Another claim of a Hillary Clinton "accomplishment" goes up in flames

While Hillary Clinton seems to spend the vast majority of her time attacking Donald Trump, her campaign is still busy releasing ads to promote her, ahem… extensive record of accomplishments and qualifications to be the next president. While most of her surrogates begin stammering and attempting to change the subject when questions of specifically what those accomplishments might be comes up, Clinton herself has no trouble listing them as part of her campaign portfolio. This past week they put out yet another campaign ad touting one of her many victories on behalf of America’s children. Did you know that she was instrumental in creating the Children’s Health Insurance Program in 1998?

What’s that you say? She wasn’t even in any elected office in 1998 and couldn’t possibly have enacted any legislation or signed a bill into law? She’s not going to let a little thing like that bother her. Check out the video from the Washington Post.

“It’s always been about kids. And when millions could not get health care, this first lady worked with Democrats and Republicans to fix it, creating the Children’s Health Insurance Program ‘so that every child gets the health care they deserve.’ Now 8 million kids are covered. That’s the kind of leader she is — and the kind of president she will be.”

Clinton has made similar claims on the campaign trail this year during interviews.

“Even when I was First Lady, you know after we were not successful in health care, I teamed up with Republicans and Democrats to create the Children’s Health Insurance Program,

The WaPo’s Glenn Kessler is tasked with the fact checking work at their newspaper and he’s generally more than willing to contort the record in all sorts of directions to lend credence to Clinton’s claims or at least soften the impact to her campaign when she goes astray. (And this case is no different, as we’ll get to in a moment.) But even he was unable to swallow this particular load of self-aggrandizement.

The operative phrasing in the ad is that Clinton, as first lady, “worked with Democrats and Republicans to fix it, creating the Children’s Health Insurance Program.” At this point in the ad, the 1998 clip appears of Clinton speaking about the program.

CHIP was actually passed in 1997, as part of a balanced-budget deal sign by the president. In 1998, the Clintons were urging states to sign up for the program, and Hillary Clinton took a more overt public role in promoting it. But the campaign would have been unable to find a clip from 1997, because Hillary Clinton’s role was more hidden — and in dispute.

By all accounts, the prime mover behind CHIP was the late Sen. Edward Kennedy (D-Mass.). He was inspired by a similar Massachusetts program and then enlisted Sen. Orrin Hatch (R-Utah) as his partner in the effort. The idea was to fund children’s health care with money raised from taxes on tobacco products.

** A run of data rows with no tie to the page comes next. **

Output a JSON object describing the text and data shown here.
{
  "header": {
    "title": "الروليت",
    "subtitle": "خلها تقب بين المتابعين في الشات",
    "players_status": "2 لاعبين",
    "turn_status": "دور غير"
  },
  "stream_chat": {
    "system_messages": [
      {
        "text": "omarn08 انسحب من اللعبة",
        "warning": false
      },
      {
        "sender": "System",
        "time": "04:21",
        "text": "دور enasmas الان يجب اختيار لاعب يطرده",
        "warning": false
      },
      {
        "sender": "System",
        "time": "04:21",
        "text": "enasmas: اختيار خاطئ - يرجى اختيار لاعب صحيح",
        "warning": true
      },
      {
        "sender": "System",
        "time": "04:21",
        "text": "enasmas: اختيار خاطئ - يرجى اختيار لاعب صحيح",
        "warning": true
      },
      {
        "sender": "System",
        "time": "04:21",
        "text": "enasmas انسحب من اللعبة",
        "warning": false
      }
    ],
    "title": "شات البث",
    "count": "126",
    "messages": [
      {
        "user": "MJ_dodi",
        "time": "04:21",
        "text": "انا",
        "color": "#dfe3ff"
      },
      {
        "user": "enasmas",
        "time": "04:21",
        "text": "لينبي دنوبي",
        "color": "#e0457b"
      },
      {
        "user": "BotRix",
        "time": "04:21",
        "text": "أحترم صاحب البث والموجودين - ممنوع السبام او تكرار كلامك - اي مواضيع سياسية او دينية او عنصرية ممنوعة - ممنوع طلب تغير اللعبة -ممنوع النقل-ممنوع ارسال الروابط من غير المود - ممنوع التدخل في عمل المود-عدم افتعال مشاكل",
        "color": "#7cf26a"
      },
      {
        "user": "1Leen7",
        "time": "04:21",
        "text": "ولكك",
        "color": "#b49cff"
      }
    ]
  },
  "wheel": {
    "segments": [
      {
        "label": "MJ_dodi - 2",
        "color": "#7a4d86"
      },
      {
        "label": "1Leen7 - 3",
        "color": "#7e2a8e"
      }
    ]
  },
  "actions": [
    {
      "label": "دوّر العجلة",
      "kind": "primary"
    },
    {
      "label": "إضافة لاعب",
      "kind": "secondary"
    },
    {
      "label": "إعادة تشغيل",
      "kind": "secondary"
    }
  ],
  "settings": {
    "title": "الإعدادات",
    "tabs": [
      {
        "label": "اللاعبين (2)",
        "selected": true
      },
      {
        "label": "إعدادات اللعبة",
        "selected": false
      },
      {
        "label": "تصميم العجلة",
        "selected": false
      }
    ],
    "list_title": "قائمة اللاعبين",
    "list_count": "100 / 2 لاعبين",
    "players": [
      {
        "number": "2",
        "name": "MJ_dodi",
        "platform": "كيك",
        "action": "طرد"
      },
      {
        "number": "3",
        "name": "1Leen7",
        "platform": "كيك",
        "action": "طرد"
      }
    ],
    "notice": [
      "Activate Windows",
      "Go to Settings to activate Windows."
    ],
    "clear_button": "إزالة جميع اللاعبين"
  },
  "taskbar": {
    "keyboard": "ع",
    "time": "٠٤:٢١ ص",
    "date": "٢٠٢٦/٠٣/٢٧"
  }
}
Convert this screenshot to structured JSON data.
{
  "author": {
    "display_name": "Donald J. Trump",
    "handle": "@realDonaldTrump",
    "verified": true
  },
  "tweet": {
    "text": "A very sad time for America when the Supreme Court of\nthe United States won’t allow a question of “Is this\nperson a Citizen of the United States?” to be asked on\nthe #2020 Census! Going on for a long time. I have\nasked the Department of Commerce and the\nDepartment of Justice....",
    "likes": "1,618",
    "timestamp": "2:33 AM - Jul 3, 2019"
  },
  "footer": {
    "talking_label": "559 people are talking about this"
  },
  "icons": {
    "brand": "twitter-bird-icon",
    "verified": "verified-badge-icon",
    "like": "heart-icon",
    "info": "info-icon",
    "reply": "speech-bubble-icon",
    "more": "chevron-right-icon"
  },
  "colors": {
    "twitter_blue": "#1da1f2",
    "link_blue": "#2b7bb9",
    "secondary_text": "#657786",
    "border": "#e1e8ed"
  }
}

Glenn actually has a lengthy history of the passage of CHIP, with archived articles from the period covering all the key players. As he notes, this was largely the brainchild of Ted Kennedy and Orrin Hatch. In an effort to bolster Clinton’s claims, Kessler attempts to dig up any reference at all to Hillary “working” to get the program enacted or taking part in the process with “Democrats and Republicans.” For his effort, he manages to dig up a report of Hillary talking to Kennedy about it once and never to Hatch.

Still, Kessler only assigns her Two Pinocchios for the claim, rather than a Pants on Fire level rating. Why? The claim was quite specific… she “worked with Democrats and Republicans” and she was instrumental in “creating the Children’s Health Insurance Program.” On the first count, there isn’t a single Republican on record in the past nearly 20 years with any recollection of her “working with them.” And for the second part, Hillary Clinton was the First Lady at that time. She held no elected office and had no Constitutionally allowed duties involving the passage of legislation. Sure, she may have been in favor of it and perhaps even carped at her husband to get it passed, but that’s no more involvement than anyone else in the country who sent in a letter supporting the idea.

Still, even with Kessler’s gentle treatment of the advertisement, this is clearly another obvious lie on Clinton’s part in an effort to make it look as if she’s actually accomplished something of substance over the course of her career.